Labor Day Irony: Villaraigosa's Port Plan Cost Hundreds Their Jobs

Yesterday, I explained how Villaraigosa and the City Council, by imposing $1.6 billion in fees to fund the "clean trucks" program at the Port of Los Angeles, had diverted shipping away from the port, thereby reducing the Port's market share and revenues, and triggering yet another local a debt crisis.

Today, Labor Day, there's more "good news."

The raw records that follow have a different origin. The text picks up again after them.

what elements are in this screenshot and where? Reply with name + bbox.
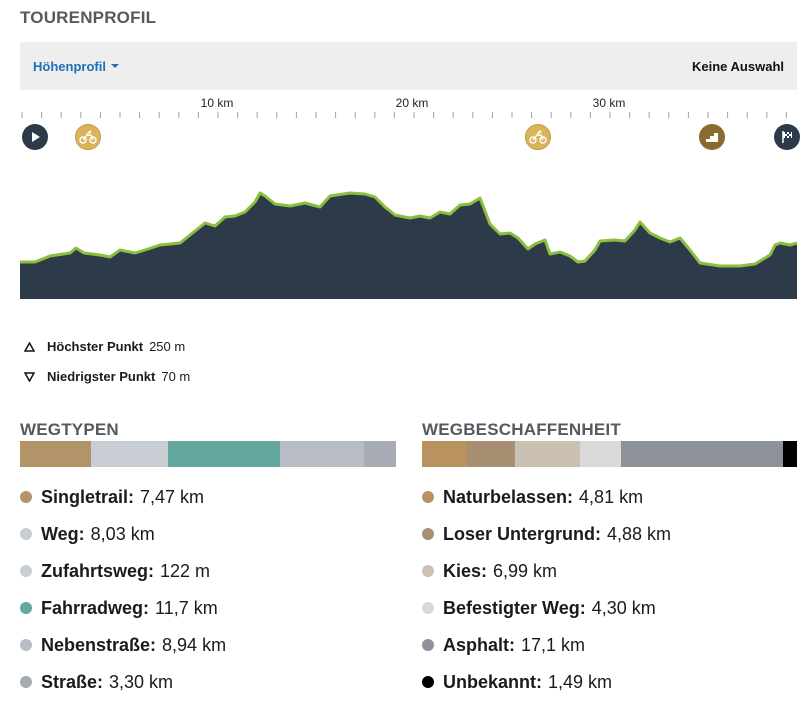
legend-value: 17,1 km	[521, 634, 586, 655]
profile-type-dropdown[interactable]: Höhenprofil	[33, 59, 119, 74]
legend-label: Unbekannt:	[443, 671, 542, 692]
profile-type-label: Höhenprofil	[33, 59, 106, 74]
highest-point-label: Höchster Punkt	[47, 339, 144, 354]
legend-item: Kies: 6,99 km	[422, 560, 671, 582]
triangle-down-icon	[24, 371, 35, 382]
elevation-line	[20, 191, 797, 268]
bicycle-icon[interactable]	[525, 124, 551, 150]
legend-value: 8,03 km	[90, 523, 155, 544]
finish-flag-icon[interactable]	[774, 124, 800, 150]
lowest-point-value: 70 m	[161, 369, 191, 384]
legend-dot	[20, 528, 32, 540]
bar-segment[interactable]	[91, 441, 168, 467]
highest-point-value: 250 m	[149, 339, 186, 354]
wegtypen-title: WEGTYPEN	[20, 420, 119, 439]
legend-value: 4,88 km	[607, 523, 672, 544]
profile-title: TOURENPROFIL	[20, 8, 157, 27]
bar-segment[interactable]	[621, 441, 783, 467]
distance-ruler	[21, 112, 787, 118]
wegbeschaffenheit-title: WEGBESCHAFFENHEIT	[422, 420, 621, 439]
legend-value: 3,30 km	[109, 671, 174, 692]
legend-value: 11,7 km	[155, 597, 218, 618]
bar-segment[interactable]	[20, 441, 91, 467]
selection-status: Keine Auswahl	[692, 59, 784, 74]
legend-item: Befestigter Weg: 4,30 km	[422, 597, 671, 619]
legend-dot	[422, 676, 434, 688]
legend-item: Nebenstraße: 8,94 km	[20, 634, 226, 656]
bar-segment[interactable]	[168, 441, 280, 467]
legend-label: Loser Untergrund:	[443, 523, 602, 544]
altitude-tick-label: 200 m	[22, 203, 53, 215]
legend-dot	[422, 565, 434, 577]
triangle-up-icon	[24, 341, 35, 352]
elevation-chart[interactable]	[20, 150, 797, 299]
legend-label: Zufahrtsweg:	[41, 560, 155, 581]
bar-segment[interactable]	[580, 441, 621, 467]
legend-label: Befestigter Weg:	[443, 597, 586, 618]
elevation-area	[20, 193, 797, 299]
play-icon[interactable]	[22, 124, 48, 150]
legend-dot	[422, 491, 434, 503]
legend-label: Singletrail:	[41, 486, 135, 507]
legend-label: Straße:	[41, 671, 104, 692]
altitude-tick-label: 100 m	[22, 244, 53, 256]
legend-dot	[422, 639, 434, 651]
legend-value: 6,99 km	[493, 560, 558, 581]
legend-dot	[20, 565, 32, 577]
wegtypen-legend: Singletrail: 7,47 km Weg: 8,03 km Zufahrts…	[20, 486, 226, 693]
stairs-icon[interactable]	[699, 124, 725, 150]
legend-value: 4,81 km	[579, 486, 644, 507]
legend-label: Naturbelassen:	[443, 486, 574, 507]
km-tick-label: 10 km	[200, 96, 234, 110]
legend-value: 8,94 km	[162, 634, 227, 655]
legend-item: Unbekannt: 1,49 km	[422, 671, 671, 693]
legend-value: 122 m	[160, 560, 211, 581]
bar-segment[interactable]	[280, 441, 364, 467]
legend-value: 1,49 km	[548, 671, 613, 692]
legend-item: Singletrail: 7,47 km	[20, 486, 226, 508]
km-tick-label: 20 km	[395, 96, 429, 110]
legend-label: Asphalt:	[443, 634, 515, 655]
km-tick-label: 30 km	[592, 96, 626, 110]
legend-value: 7,47 km	[140, 486, 205, 507]
lowest-point-row: Niedrigster Punkt 70 m	[24, 369, 190, 384]
bar-segment[interactable]	[422, 441, 467, 467]
bar-segment[interactable]	[515, 441, 580, 467]
legend-label: Weg:	[41, 523, 85, 544]
altitude-tick-label: 300 m	[22, 161, 53, 173]
legend-dot	[20, 639, 32, 651]
legend-item: Zufahrtsweg: 122 m	[20, 560, 226, 582]
bar-segment[interactable]	[467, 441, 515, 467]
legend-dot	[20, 602, 32, 614]
legend-item: Weg: 8,03 km	[20, 523, 226, 545]
bicycle-icon[interactable]	[75, 124, 101, 150]
wegbeschaffenheit-bar[interactable]	[422, 441, 797, 467]
legend-label: Kies:	[443, 560, 488, 581]
wegbeschaffenheit-legend: Naturbelassen: 4,81 km Loser Untergrund: 4…	[422, 486, 671, 693]
bar-segment[interactable]	[364, 441, 396, 467]
wegtypen-bar[interactable]	[20, 441, 396, 467]
legend-item: Fahrradweg: 11,7 km	[20, 597, 226, 619]
legend-dot	[422, 602, 434, 614]
legend-item: Naturbelassen: 4,81 km	[422, 486, 671, 508]
legend-item: Straße: 3,30 km	[20, 671, 226, 693]
legend-dot	[422, 528, 434, 540]
highest-point-row: Höchster Punkt 250 m	[24, 339, 185, 354]
legend-label: Fahrradweg:	[41, 597, 150, 618]
profile-toolbar: Höhenprofil Keine Auswahl	[20, 42, 797, 90]
lowest-point-label: Niedrigster Punkt	[47, 369, 156, 384]
legend-value: 4,30 km	[591, 597, 656, 618]
bar-segment[interactable]	[783, 441, 797, 467]
legend-item: Loser Untergrund: 4,88 km	[422, 523, 671, 545]
legend-dot	[20, 676, 32, 688]
legend-label: Nebenstraße:	[41, 634, 157, 655]
legend-dot	[20, 491, 32, 503]
legend-item: Asphalt: 17,1 km	[422, 634, 671, 656]
chevron-down-icon	[110, 63, 119, 68]
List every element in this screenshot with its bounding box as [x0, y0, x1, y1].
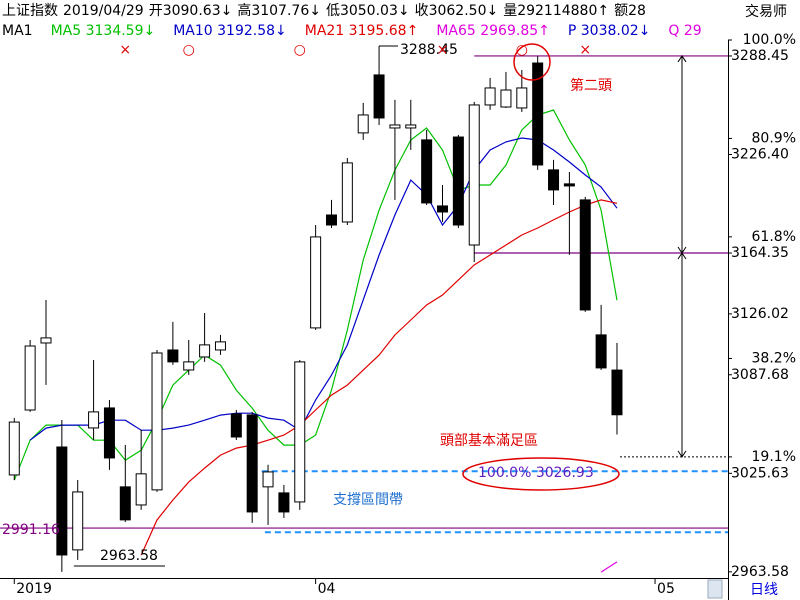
candle-body: [278, 492, 290, 513]
plot-area: [0, 55, 728, 573]
y2-tick-label: 80.9%: [752, 130, 796, 146]
candle-body: [119, 486, 131, 521]
candle-body: [611, 369, 623, 416]
level-label: 100.0% 3026.93: [478, 465, 594, 481]
legend-entry: P 3038.02↓: [568, 23, 651, 39]
candle-body: [214, 341, 226, 351]
annotation: 支撐區間帶: [333, 492, 403, 508]
legend-entry: MA65 2969.85↑: [436, 23, 550, 39]
arrow-head: [677, 252, 687, 260]
candle-body: [167, 349, 179, 363]
signal: ○: [183, 42, 195, 58]
candle-body: [88, 411, 100, 429]
candle-body: [452, 136, 464, 226]
candle-body: [468, 104, 480, 246]
legend-entry: MA21 3195.68↑: [305, 23, 419, 39]
low-label: 2963.58: [100, 548, 158, 564]
legend-entry: MA10 3192.58↓: [173, 23, 287, 39]
info-item: 额28: [614, 3, 646, 19]
ma-line: [29, 137, 618, 441]
x-tick-label: 05: [657, 581, 675, 597]
signal: ○: [294, 42, 306, 58]
candle-body: [484, 87, 496, 106]
candle-body: [500, 89, 512, 108]
y2-tick-label: 19.1%: [752, 449, 796, 465]
candle-body: [516, 87, 528, 109]
signal: ×: [119, 42, 131, 58]
candle-body: [563, 183, 575, 187]
candle-body: [437, 205, 449, 213]
ma-line: [600, 561, 618, 573]
legend-entry: MA5 3134.59↓: [51, 23, 156, 39]
x-tick-label: 04: [318, 581, 336, 597]
scroll-button[interactable]: [707, 579, 723, 599]
candle-body: [325, 214, 337, 226]
candle-body: [294, 361, 306, 503]
candle-body: [24, 345, 36, 411]
info-item: 高3107.76↓: [237, 2, 321, 19]
candle-body: [8, 421, 20, 476]
candle-body: [405, 124, 417, 129]
candle-body: [373, 74, 385, 119]
y-tick-label: 3087.68: [731, 367, 789, 383]
info-item: 开3090.63↓: [149, 3, 233, 19]
candle-body: [56, 446, 68, 556]
candle-body: [40, 337, 52, 344]
info-item: 上证指数: [2, 3, 58, 19]
y2-tick-label: 38.2%: [752, 350, 796, 366]
level-label: 2991.16: [2, 522, 60, 538]
brand: 交易师: [745, 3, 787, 20]
signal: ×: [579, 42, 591, 58]
ma-line: [140, 199, 618, 556]
candle-body: [151, 352, 163, 491]
info-item: 低3050.03↓: [326, 3, 410, 19]
y2-tick-label: 100.0%: [743, 32, 796, 48]
annotation: 頭部基本滿足區: [440, 432, 538, 449]
y-tick-label: 3164.35: [731, 245, 789, 261]
candle-body: [548, 169, 560, 191]
y-tick-label: 3025.63: [731, 465, 789, 481]
arrow-head: [677, 55, 687, 63]
candle-body: [341, 162, 353, 223]
header-info: 上证指数 2019/04/29 开3090.63↓ 高3107.76↓ 低3050.03…: [2, 2, 646, 19]
y2-tick-label: 61.8%: [752, 229, 796, 245]
candle-body: [262, 471, 274, 488]
head-circle: [513, 43, 551, 81]
candle-body: [230, 413, 242, 438]
candle-body: [199, 344, 211, 358]
y-tick-label: 3126.02: [731, 306, 789, 322]
x-tick-label: 2019: [16, 581, 52, 597]
candle-body: [595, 334, 607, 369]
candle-body: [246, 414, 258, 513]
candle-body: [72, 491, 84, 551]
legend-entry: Q 29: [668, 23, 701, 39]
info-item: 2019/04/29: [63, 3, 144, 19]
signal: ×: [437, 42, 449, 58]
candle-body: [389, 124, 401, 129]
high-label: 3288.45: [400, 42, 458, 58]
level-ellipse: [462, 457, 620, 491]
y-tick-label: 3288.45: [731, 48, 789, 64]
y-tick-label: 2963.58: [731, 564, 789, 580]
annotation: 第二頭: [570, 77, 612, 94]
candle-body: [310, 236, 322, 329]
signal: ○: [516, 42, 528, 58]
ma-legend: MA1 MA5 3134.59↓ MA10 3192.58↓ MA21 3195.68…: [2, 23, 702, 39]
candle-body: [183, 361, 195, 371]
info-item: 收3062.50↓: [415, 3, 499, 19]
y-tick-label: 3226.40: [731, 146, 789, 162]
candle-body: [579, 199, 591, 311]
arrow-head: [677, 450, 687, 458]
candle-body: [103, 407, 115, 459]
candle-body: [135, 473, 147, 506]
legend-label: MA1: [2, 23, 33, 39]
candle-body: [421, 139, 433, 204]
brand-box: [731, 0, 800, 21]
candle-body: [357, 114, 369, 134]
candle-body: [532, 62, 544, 166]
period-tab[interactable]: 日线: [750, 582, 778, 598]
info-item: 量292114880↑: [503, 3, 609, 19]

The Los Angeles Business Journal reports, in an article entitled, "Port Drivers Will Keep On Truckin'," by Daniel Miller, that Villaraigosa's "clean truck" program has also cost hundreds of independent drivers and small trucking companies their jobs:
Even aside from the employee-driver rule, small truck companies have been hit hard by the program, which has required them to buy expensive new trucks to meet the emission standards. Hundreds of independent truckers and small trucking companies have already left the business. The Port of Long Beach also adopted the clean truck program, but without the employee-driver provision.
This is exactly the kind of mismanagement, by local government, that has pushed unemployment in the City of Los Angeles above the national, state and county averages.  Local government matters.  Local government can cost you your job, drive down the value of your property, deny your children a good public education, and so on.

But with decent people in office, local government could do just the opposite.  It could attract employers, increase your property value, deliver a good education to your children without your having to send them to private school, and so on.

Unfortunately, we live in a city full of people who pay no attention to local politics, which is why the City of Los Angeles is rapidly becoming "Detroit on the Pacific."